Dans chacune de mes histoires, que ce soit dans mes nouvelles ou mes romans, les protagonistes sont des individus ordinaires. Je ne suis pas attiré par les personnages idéaux évoluant dans un monde utopique. Ce qui m'intéresse, ce sont les êtres humains marginalisés dans notre société : ceux qui ont faim et pleurent, ceux qui pêchent et prient, ceux qui travaillent la terre de leurs mains pour subsister, les doux vieillards sans abri, les enfants orphelins vendant des mouchoirs, les jeunes rejetés... Ce sont eux qui captent le plus mon attention, et je m'efforcerai toujours d'écrire à leur sujet, dans l'espoir que mes mots parviendront un jour à ceux qui peuvent leur tendre la main.
 
  •  Quel message souhaitez-vous transmettre à travers ces histoires ?

Je crois que quiconque plongera dans l'œuvre que j'ai essayé de composer dans une langue étouffée par le vacarme découvrira qu'elle trouve toujours un chemin dans les marges. Une langue qui, malgré ses blessures, détient la plénitude. Une langue qui leur susurrera : n'hésitez pas à contempler la laideur de notre existence, car nous l'avons façonnée et nous devons la défier.
 
  • Quelle est l'importance de l'écriture dans votre vie ?
 
Pour moi, l'écriture est bien plus qu'une simple activité de loisir ; c'est une vocation qui absorbe tout mon temps et requiert un engagement total. Depuis mes débuts en 2015, je me suis rendu compte que c'était un travail titanesque, demandant des sacrifices considérables. Inspiré par les paroles du grand écrivain américain Bukowski, j'ai choisi de consacrer exclusivement mon énergie à l'écriture, convaincu que si l'on se lance, il faut aller jusqu'au bout. Lorsque j'ai publié mon premier roman, j'ai dû naviguer seul, sans conseils ni guides. Chaque aspect, de l'écriture à la correction en passant par la conception de la couverture, j'ai tout accompli moi-même.

Fort de cette expérience solitaire, j'ai ressenti le devoir d'aider les jeunes auteurs, de leur transmettre les connaissances que j'ai acquises afin de faciliter leur propre cheminement littéraire. Ainsi, je m'efforce d'offrir des ateliers et des conseils dès que possible, convaincu que partager mon savoir est non seulement un devoir, mais aussi une source d'enrichissement mutuel.
 
  • Y a-t-il des éléments autobiographiques dans vos nouvelles ?

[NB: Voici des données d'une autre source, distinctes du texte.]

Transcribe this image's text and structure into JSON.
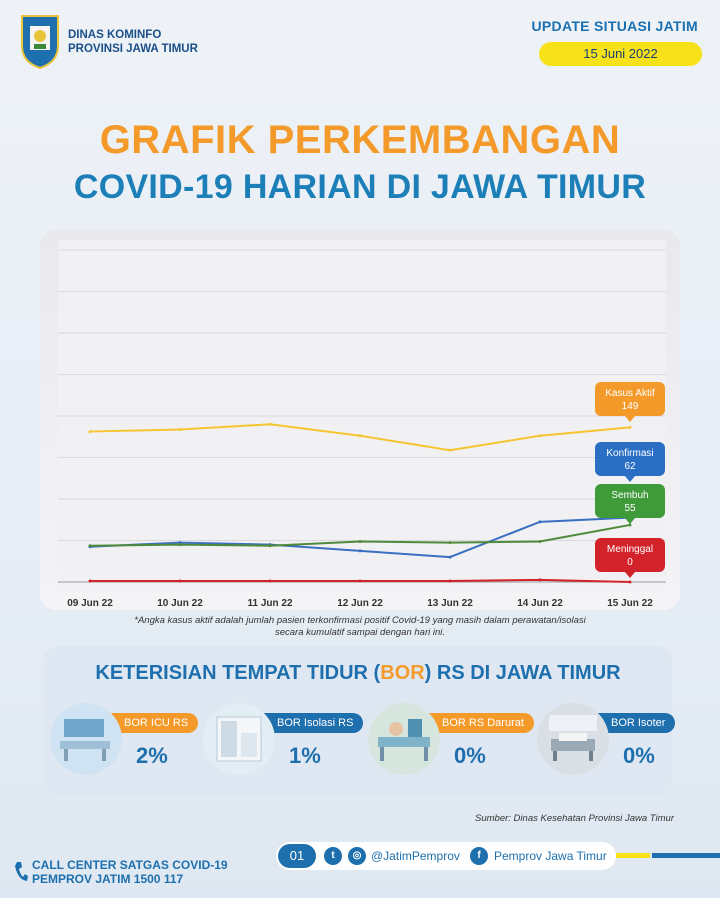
{
  "header": {
    "org_line1": "DINAS KOMINFO",
    "org_line2": "PROVINSI JAWA TIMUR",
    "update_label": "UPDATE SITUASI JATIM",
    "date": "15 Juni 2022"
  },
  "title": {
    "line1": "GRAFIK PERKEMBANGAN",
    "line2": "COVID-19 HARIAN DI JAWA TIMUR"
  },
  "colors": {
    "orange": "#f39a2a",
    "blue": "#1d6fae",
    "yellow": "#f7e21a",
    "kasus_aktif": "#f5c531",
    "konfirmasi": "#3a6fc1",
    "sembuh": "#4e8a3a",
    "meninggal": "#d2232a"
  },
  "chart_data": {
    "type": "line",
    "title": "GRAFIK PERKEMBANGAN COVID-19 HARIAN DI JAWA TIMUR",
    "categories": [
      "09 Jun 22",
      "10 Jun 22",
      "11 Jun 22",
      "12 Jun 22",
      "13 Jun 22",
      "14 Jun 22",
      "15 Jun 22"
    ],
    "ylim": [
      0,
      320
    ],
    "grid": true,
    "series": [
      {
        "name": "Kasus Aktif",
        "color": "#f5c531",
        "values": [
          145,
          147,
          152,
          141,
          127,
          141,
          149
        ],
        "end_label": "149",
        "label_color": "#f39a2a"
      },
      {
        "name": "Konfirmasi",
        "color": "#3a6fc1",
        "values": [
          34,
          38,
          36,
          30,
          24,
          58,
          62
        ],
        "end_label": "62",
        "label_color": "#2a6fc4"
      },
      {
        "name": "Sembuh",
        "color": "#4e8a3a",
        "values": [
          35,
          36,
          35,
          39,
          38,
          39,
          55
        ],
        "end_label": "55",
        "label_color": "#3f9a3a"
      },
      {
        "name": "Meninggal",
        "color": "#d2232a",
        "values": [
          1,
          1,
          1,
          1,
          1,
          2,
          0
        ],
        "end_label": "0",
        "label_color": "#d2232a"
      }
    ]
  },
  "footnote": {
    "line1": "*Angka kasus aktif adalah jumlah pasien terkonfirmasi positif Covid-19 yang masih dalam perawatan/isolasi",
    "line2": "secara kumulatif sampai dengan hari ini."
  },
  "bor": {
    "title_pre": "KETERISIAN TEMPAT TIDUR (",
    "title_hl": "BOR",
    "title_post": ") RS DI JAWA TIMUR",
    "items": [
      {
        "label": "BOR ICU RS",
        "value": "2%",
        "color": "#f39a2a"
      },
      {
        "label": "BOR Isolasi RS",
        "value": "1%",
        "color": "#1d6fae"
      },
      {
        "label": "BOR RS Darurat",
        "value": "0%",
        "color": "#f39a2a"
      },
      {
        "label": "BOR Isoter",
        "value": "0%",
        "color": "#1d6fae"
      }
    ]
  },
  "source": "Sumber: Dinas Kesehatan Provinsi Jawa Timur",
  "footer": {
    "call_line1": "CALL CENTER SATGAS COVID-19",
    "call_line2": "PEMPROV JATIM 1500 117",
    "page": "01",
    "twitter_ig": "@JatimPemprov",
    "facebook": "Pemprov Jawa Timur"
  }
}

Dans chaque récit, quel que soit le thème abordé, je laisse toujours transparaître une part intime de moi-même. C'est pourquoi j'opte systématiquement pour la première personne du singulier. À maintes reprises, j'ai dévoilé des facettes de ma vie, des secrets enfouis, mais je les ai toujours présentés sous le voile protecteur de la fiction, brouillant ainsi les frontières entre réalité et imagination.

Cette ambiguïté délibérée laisse le lecteur dans un état d'incertitude, se demandant si ce qu'il découvre relève de l'auteur ou d'un personnage inventé. C'est dans ce flou artistique que réside, à mes yeux, une partie de la magie de l'écriture : cette capacité à fusionner le vécu et l'inventé, à créer un espace où la vérité et la fiction se confondent, laissant à chacun le loisir d'interpréter à sa guise.